She and her husband, Richard, initially started their business with a well-tested chocolate chip cookie recipe sold to local natural food stores. They've expanded to cakes, bread and other baked goods since then, distributing to Whole Foods, Wegmans, and more natural food stores. Now, they're launching a new venture in their own neighborhood: cupcakes.
Why cupcakes?
"It's an individual little party, it's exciting," said DeSouza. "It's a special little thing for you."
Though Richard D'Souza says at first glance, a gluten-free cupcake shop may seem like it's catering to an incredibly small market, he says the goal is inclusion, not exclusion. As shop manager and family friend Matt Bustard said, Sweet Sin is a "gourmet bakery" first, a gluten-free bakery second.
"We're gluten-free if you need us, but we are a bakery," he said.
But what if you want to make cupcakes on your own?
It's doable, as long as you keep one main ingredient in mind: flour.
In regular recipes, gluten is what gives dough its stretchiness, its elasticity. When converting to gluten-free, you have to compensate for that, as well as the flavors and textures that many gluten-free flours have.
Because of that, many experienced bakers recommend starting with a ready-made, all-purpose flour blend or relying on a tested flour-blend recipe from a trusted cookbook.

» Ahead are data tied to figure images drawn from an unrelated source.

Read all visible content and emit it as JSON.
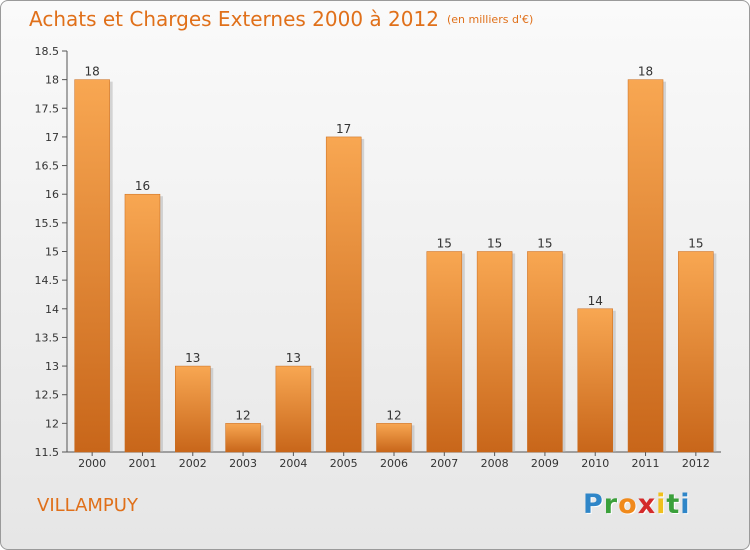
{
  "header": {
    "title": "Achats et Charges Externes 2000 à 2012",
    "unit_note": "(en milliers d'€)"
  },
  "footer": {
    "town": "VILLAMPUY",
    "brand_letters": [
      {
        "char": "P",
        "color": "#2f86c8"
      },
      {
        "char": "r",
        "color": "#3ba03b"
      },
      {
        "char": "o",
        "color": "#f08a1c"
      },
      {
        "char": "x",
        "color": "#d42a2a"
      },
      {
        "char": "i",
        "color": "#f0c01c"
      },
      {
        "char": "t",
        "color": "#3ba03b"
      },
      {
        "char": "i",
        "color": "#2f86c8"
      }
    ]
  },
  "colors": {
    "accent": "#e0701a",
    "bar_top": "#f8a752",
    "bar_bottom": "#c8661a"
  },
  "chart_data": {
    "type": "bar",
    "title": "Achats et Charges Externes 2000 à 2012",
    "subtitle": "(en milliers d'€)",
    "categories": [
      "2000",
      "2001",
      "2002",
      "2003",
      "2004",
      "2005",
      "2006",
      "2007",
      "2008",
      "2009",
      "2010",
      "2011",
      "2012"
    ],
    "values": [
      18,
      16,
      13,
      12,
      13,
      17,
      12,
      15,
      15,
      15,
      14,
      18,
      15
    ],
    "value_labels": [
      "18",
      "16",
      "13",
      "12",
      "13",
      "17",
      "12",
      "15",
      "15",
      "15",
      "14",
      "18",
      "15"
    ],
    "yticks": [
      "11.5",
      "12",
      "12.5",
      "13",
      "13.5",
      "14",
      "14.5",
      "15",
      "15.5",
      "16",
      "16.5",
      "17",
      "17.5",
      "18",
      "18.5"
    ],
    "ylim": [
      11.5,
      18.5
    ],
    "xlabel": "",
    "ylabel": "",
    "grid": false,
    "legend": "none"
  }
}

Shepard, 38, who published "Nearly Normal Cooking For Gluten-Free Eating," a collection of her recipes - including her flour blend - in 2006, says that one mix is key to making gluten-free baking simple again. Her flour blend recipe was so loved, she said, that she started to sell her mix to consumers and bakeries.
D'Souza agrees. She and her husband spent a lot of time testing flour blends before launching their bakery, she says, but for the home baker, she recommends buying a pre-made mix, such as Bob's Red Mill gluten-free all-purpose flour.
Armed with the right flour mix and xanthan or guar gum, which helps with elasticity, the world can be your gluten-free oyster.
After her daughter was diagnosed, Ratner says, she had a series of hits and misses, particularly with birthday cakes. Eventually, she struck it rich with a cookie cake, which became a hit among the neighborhood kids.
Gluten-free baking "forced me to become a little bit more relaxed," she said. "I sort of learned to cook a little bit more like how my grandmother cooked."